San Filipe de Austin March 28 1830
My Dear Brother and Sister,
I wrote you many letters during the months of Decr, and Jany.
they were in substance all of the same tenor. I informed you that
it was my advise and my wish that you should remove here as
soon as possible with all your family and property and that I had
petitioned the Governor of the state to grant you Eleven Leagues
of land. I now have the pleasure to inform you that I yesterday
received the grant from the Governor, he has had the goodness
to grant to James F. Perry and to his wife Emily Margarita Austin
Eleven Leagues of land to be selected on any vacant lands in Austin's
colony and he has issued all the necessary orders to the General
land Commissioner to give a patent in due form as the colonization
law requires. The grant is however subject to the condition that
you remove and settle here with your family within two years from
the first day of last January. In eleven Mexican leagues there is
within a fraction of forty eight thousand eight hundred and thirty
acres english measure. Under the present law as it now stands
you cannot sell any of this land, untill after several years, but
I did not ask for it with an expectation that you wished to sell
any of it now. My object was to secure a fortune for your children
and this was the reason why I asked for it in both of your names,
by the laws of this country the husband and wife can hold
property separately. This grant as it now stands belongs to both of
you, one half to each, so that my sisters children by Bryan, as her
heirs will be entitled to their full share.

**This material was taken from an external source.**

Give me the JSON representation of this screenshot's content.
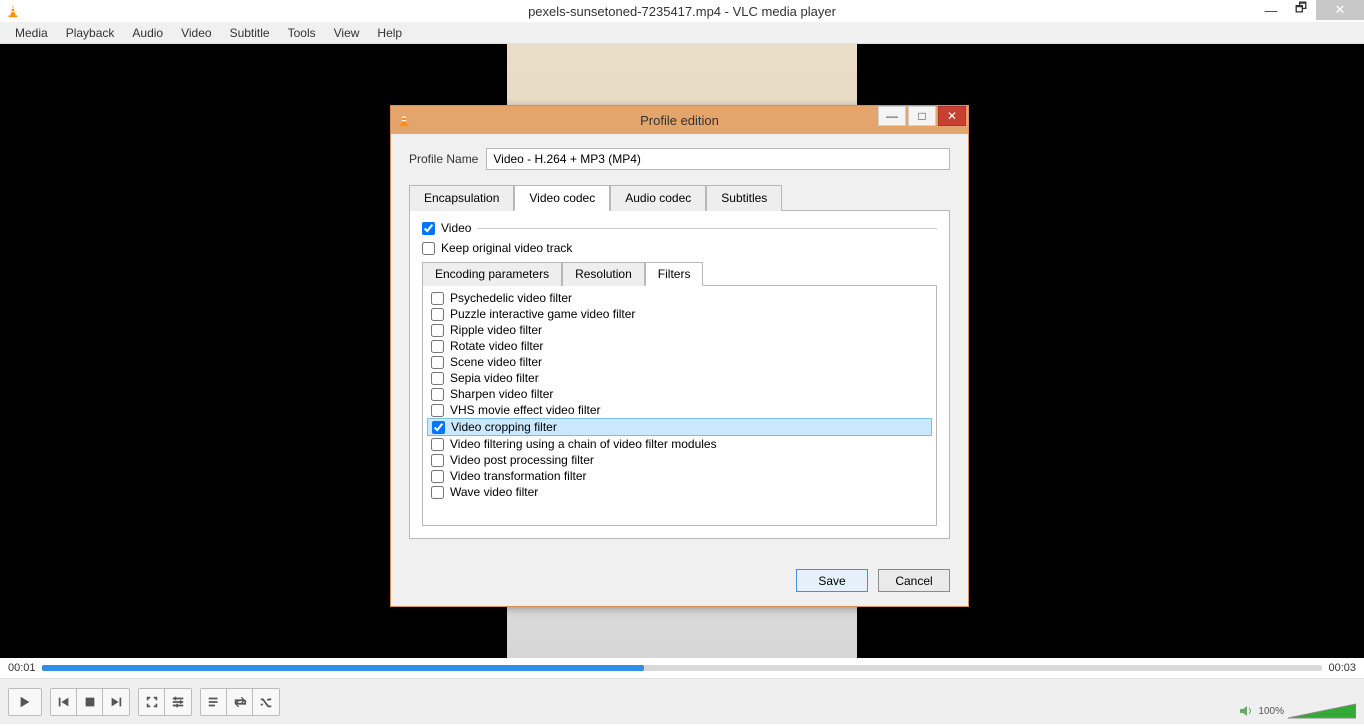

I have now done all that I can do. You have got the highest
grant that can be given by the laws of this country to any one
which is eleven Leagues as you will see by examining the 12th
article of the national colonization law of August 18 1824 in the
translations which I sent you. It is what very few people can get,
and it will be trifling with fortune not to accept it.

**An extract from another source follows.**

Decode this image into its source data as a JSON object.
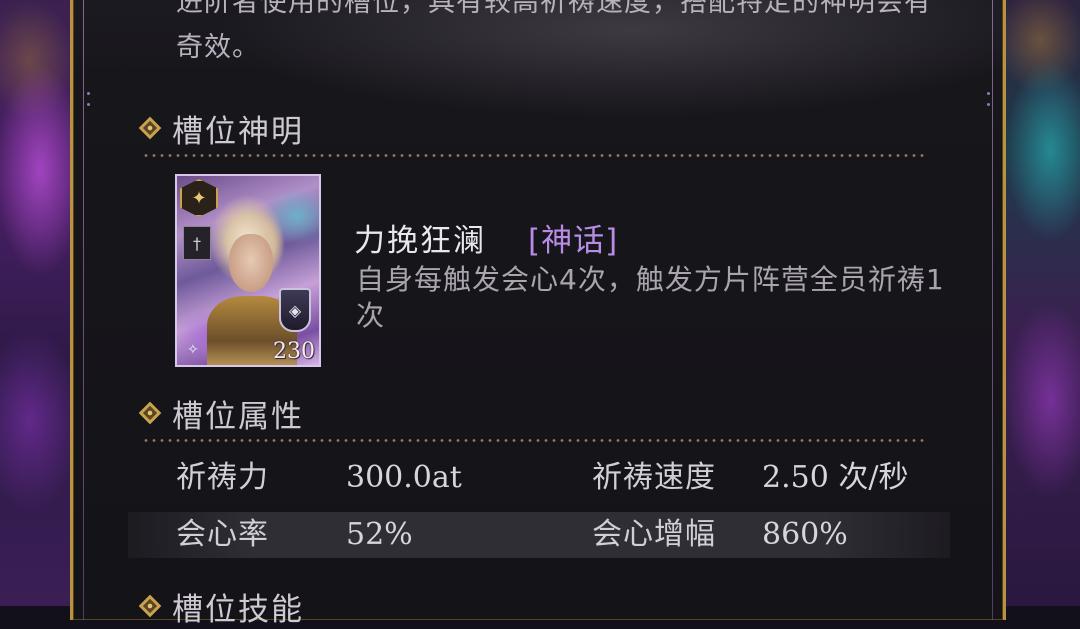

You are allowed two years to remove, but I most earnestly advise
you to remove immediately. I shall expect to eat my next Christmas
dinner with you all. do not disappoint me. The object is of too
much importance to be neglected. You have no idea at all of this
country, nor of the great emigration that is daily coming to it, nor
of the character of the emigrants We are getting the best men,
the best kind of settlers, pay no attention to rumors and silly
reports but push on as fast as possible. We have nothing to fear
from this Govt, nor from any other quarter except from the United
States of the North. If that govt, should get hold of us and
introduce its land system etc etc thousands who are now on the move
and who have not yet secured their titles, would be totally ruined,
The greatest misfortune that could befall Texas at this moment
would be a sudden change by which many of the emigrants would
be thrown upon the liberality of the Congress of the United States
of the north—theirs would he a most forlorn hope. I have no idea
of any change unless it be effected by arbitrary force, and I have
too much confidence in the magninimity of my native country
to suppose that its govt, would resort to that mode of extending
its already unweildy frame over the territory of its friend and
neighbor and sister republic. All the families you bring with you
shall be received by me so far as my authority and my duty will
permit. You will of course bring non nor suffer none to come in
company with you who are not good honest citizens, and above all,
you will exclude drunkards. I have been heretofore so much troubled
with that beastly portion of the human race, that my dislike to them
has grown into a very strong prejudice.
I need not say to you that I am ready to do all that a friend and
relation can do consistent with his means and situation, to benefit
all my poor relations, or all my rich ones, if any such there be—
Where are Horace Austin's children, James Austin's etc, etc. I can
advance them nothing in money. I am myself poor as to disposable
means and am embarrassed with debts, but I can benifit them in
getting land, and the day is not far distant when Texas land will
be worth money.
I have raised the name of my family to a respectable standing in
this country, and my relations need not be ashamed to own that they
are my relations. I hope that my heart is what it always was—too
much alive perhaps to sensibility, but never deaf to the calls of
justice or of friendship, or of my kindred.
Love to my little nephews I hope soon to see them and I hope to
live untill I see them above the reach of poverty. I saw my little
boy Stephen a few days ago. he is with his mother at Brazoria,
he was near death a month since, but has recovered and is getting
hearty. Eliza sends her love to you, and will make your house her
home when you get here. I have told her that you would make
her welcome. As for me, the whole colony is my home. My
business necessarily requires my presence in many parts of it. I have
just returned from the woods and in a few days go out again to
Galveston Bay to locate and survey your land. When you all get
on we will settle down somewhere all together.
Remember me to Judge Carr and tell him I recd the box of fruit
seed he had the goodness to send me for which I sincerely thank
him. do not fail to bring all kind of fruit seeds and some roots.
Remember me to all the Perry family to my good friend Bruffee
and to all others who have any remembrance of their old neighbor.
Young Hinkson has settled here and has selected a good tract of
land on tide water of Matagorda Bay. Let me know as soon as
possible when you will be here that I may make my calculations.